Сенатор Будденброк, стоя на верхней площадке либо в дверях большой гостиной, принимает поздравления – то чисто формальные, сдержанные, то радостные, идущие от всего сердца. Вот все почтительно приветствуют бургомистра доктора Лангхальса, благообразного невысокого человека с тщательно выбритым подбородком, упрятанным в пышный белый галстук, с короткими седыми бакенбардами и утомленным взглядом дипломата. Вслед за ним входит виноторговец консул Эдуард Кистенмакер со своим братом и компаньоном Стефаном – старым другом и восторженным почитателем сенатора Будденброка, и с невесткой, пышущей здоровьем дамой, дочерью крупного землевладельца. Вдовствующая сенаторша Меллендорф уже восседает в гостиной на самой середине софы, когда ее сын, консул Август Меллендорф, со своей супругой Юльхен, урожденной Хагенштрем, появляются в дверях и, принеся поздравления хозяевам, проходят по гостиной, раскланиваясь налево и направо. Консул Герман Хагенштрем прислонился своим тяжелым телом к лестничным перилам и, громко дыша в рыжеватую бороду приплюснутым к верхней губе носом, болтает с сенатором доктором Кремером, начальником полиции; по лицу Кремера, обрамленному каштановой с проседью бородой, время от времени пробегает мягкая, но несколько лукавая улыбка. Прокурор, доктор Мориц Хагенштрем, рядом с которым стоит его красавица жена, урожденная Путтфаркен из Гамбурга, усмехаясь, скалит острые редкие зубы. Толпа на мгновение расступается – видно, как старый доктор Грабов обеими руками пожимает руку сенатора Будденброка, но его тут же оттесняет архитектор Фойт. По лестнице, с распростертыми объятиями и просветленным лицом, поднимается пастор Прингсгейм; сегодня на нем партикулярное платье, и только сюртук, более длинный, чем принято, намекает на его духовный сан. Фридрих Вильгельм Маркус тоже здесь. Депутации, представляющие сенат, городскую думу и торговую палату, явились во фраках. Половина двенадцатого. Жара уже изрядная. Хозяйка дома с четверть часа как удалилась в свои комнаты.
Вдруг снизу, из парадных сеней, доносится такой стук и топот, словно туда ввалилась целая толпа, и тут же на весь дом раздается чей-то звучный, громовый голос. Из большой гостиной, из столовой и курительной все устремляются к лестнице, толпятся в коридоре и смотрят вниз через перила. А там уже выстраиваются музыканты, человек пятнадцать – двадцать, с инструментами в руках. Ими управляет господин в русом парике, с седой морской бородой и желтыми вставными зубами. Что же там происходит? Консул Петер Дельман вступает в дом во главе оркестра Городского театра! Вот он уже шествует по ступенькам, потрясая пачкой программ в высоко поднятой руке!
И на гулкой лестнице с немыслимой акустикой, от которой сливаются отдельные звуки, аккорды поглощают друг друга, становятся бессмысленными и над всеми звуками доминирует громкое хрюканье фагота (в него с отчаянным выражением на лице дует какой-то толстяк), – раздается серенада в честь торгового дома «Иоганн Будденброк». Она начинается хоралом «Восславим днесь Творца», затем следует парафраз из оффенбаховской «Прекрасной Елены», который, в свою очередь, сменяется попурри из народных песен… Словом, программа достаточно обширная.

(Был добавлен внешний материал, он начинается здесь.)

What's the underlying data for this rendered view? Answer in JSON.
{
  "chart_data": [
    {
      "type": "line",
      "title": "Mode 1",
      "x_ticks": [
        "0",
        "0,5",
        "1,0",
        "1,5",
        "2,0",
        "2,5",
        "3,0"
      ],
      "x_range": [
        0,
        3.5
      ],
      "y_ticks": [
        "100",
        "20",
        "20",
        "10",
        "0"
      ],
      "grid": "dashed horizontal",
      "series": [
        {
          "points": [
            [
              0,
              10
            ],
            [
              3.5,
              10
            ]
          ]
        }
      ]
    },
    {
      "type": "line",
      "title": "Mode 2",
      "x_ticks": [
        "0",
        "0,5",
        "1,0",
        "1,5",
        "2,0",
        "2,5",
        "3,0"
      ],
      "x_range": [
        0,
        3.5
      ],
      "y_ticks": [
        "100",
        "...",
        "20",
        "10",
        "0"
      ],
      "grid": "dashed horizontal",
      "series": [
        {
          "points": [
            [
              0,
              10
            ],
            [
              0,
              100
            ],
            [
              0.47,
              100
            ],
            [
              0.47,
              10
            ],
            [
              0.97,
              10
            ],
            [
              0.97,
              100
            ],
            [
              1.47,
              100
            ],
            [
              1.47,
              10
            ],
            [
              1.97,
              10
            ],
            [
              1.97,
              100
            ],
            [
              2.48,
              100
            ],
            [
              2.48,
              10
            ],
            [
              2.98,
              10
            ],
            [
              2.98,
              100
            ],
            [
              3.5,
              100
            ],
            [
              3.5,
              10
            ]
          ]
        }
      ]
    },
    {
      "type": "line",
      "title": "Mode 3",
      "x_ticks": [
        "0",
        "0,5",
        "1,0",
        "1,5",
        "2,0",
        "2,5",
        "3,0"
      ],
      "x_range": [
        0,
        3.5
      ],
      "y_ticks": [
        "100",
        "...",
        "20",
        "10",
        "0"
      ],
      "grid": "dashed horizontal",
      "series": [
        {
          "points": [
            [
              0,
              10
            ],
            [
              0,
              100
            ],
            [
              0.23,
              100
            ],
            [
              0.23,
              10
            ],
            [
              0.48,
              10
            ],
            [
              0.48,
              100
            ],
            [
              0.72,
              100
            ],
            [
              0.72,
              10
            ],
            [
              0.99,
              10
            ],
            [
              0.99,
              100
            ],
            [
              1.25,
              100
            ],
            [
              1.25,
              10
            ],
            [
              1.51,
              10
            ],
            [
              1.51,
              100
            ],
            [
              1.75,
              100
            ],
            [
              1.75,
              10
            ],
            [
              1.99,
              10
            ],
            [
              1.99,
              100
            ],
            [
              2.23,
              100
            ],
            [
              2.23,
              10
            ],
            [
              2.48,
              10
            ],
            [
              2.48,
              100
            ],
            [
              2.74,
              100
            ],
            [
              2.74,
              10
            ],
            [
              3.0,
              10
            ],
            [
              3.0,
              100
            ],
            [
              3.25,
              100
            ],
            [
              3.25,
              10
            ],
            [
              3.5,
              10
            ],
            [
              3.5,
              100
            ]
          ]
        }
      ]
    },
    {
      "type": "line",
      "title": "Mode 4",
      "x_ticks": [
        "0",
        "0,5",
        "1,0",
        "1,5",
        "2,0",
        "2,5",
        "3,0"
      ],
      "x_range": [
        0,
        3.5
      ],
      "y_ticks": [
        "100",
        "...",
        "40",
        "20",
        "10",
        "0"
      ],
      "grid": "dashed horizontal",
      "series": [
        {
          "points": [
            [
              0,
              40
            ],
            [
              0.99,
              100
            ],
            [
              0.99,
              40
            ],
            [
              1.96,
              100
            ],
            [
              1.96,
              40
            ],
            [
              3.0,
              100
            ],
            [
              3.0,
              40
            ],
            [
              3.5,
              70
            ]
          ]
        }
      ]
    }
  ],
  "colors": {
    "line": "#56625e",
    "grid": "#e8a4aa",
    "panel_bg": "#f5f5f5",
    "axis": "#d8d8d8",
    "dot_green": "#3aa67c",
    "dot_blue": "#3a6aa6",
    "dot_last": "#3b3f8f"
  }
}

Прекрасная идея осенила Дельмана! Все его прославляют, и никто не собирается уходить до окончания концерта. Гости стоят в коридоре, сидят в парадных комнатах, слушают, переговариваются…
Томас Будденброк стоит со Стефаном Кистенмакером, сенатором Гизеке и архитектором Фойтом на другой стороне площадки, у дверей в курительную, возле лестницы, ведущей на третий этаж. Он прислонился к стене, время от времени вставляет слово в общую беседу, но больше безмолвно смотрит поверх перил в пустоту. Жара стала еще сильнее, еще томительнее; но, может быть, скоро прольется дождь: тени, пробегающие по стеклянному потолку, говорят о том, что на небе появились облака. Теперь они уже мелькают так часто, так скоро следуют друг за другом, что от непрестанно меняющегося, неровного освещения начинают болеть глаза. Блеск лепной позолоты, кронштейнов и медных инструментов внизу то и дело потухает, чтобы вновь еще ярче вспыхнуть… Только однажды набежавшая тень задержалась подольше, и тут же стало слышно, как что-то легонько, с перерывами, раз пять или шесть стукнуло по стеклу потолка: наверно, упало несколько градинок. И солнечный свет опять сверху донизу залил дом.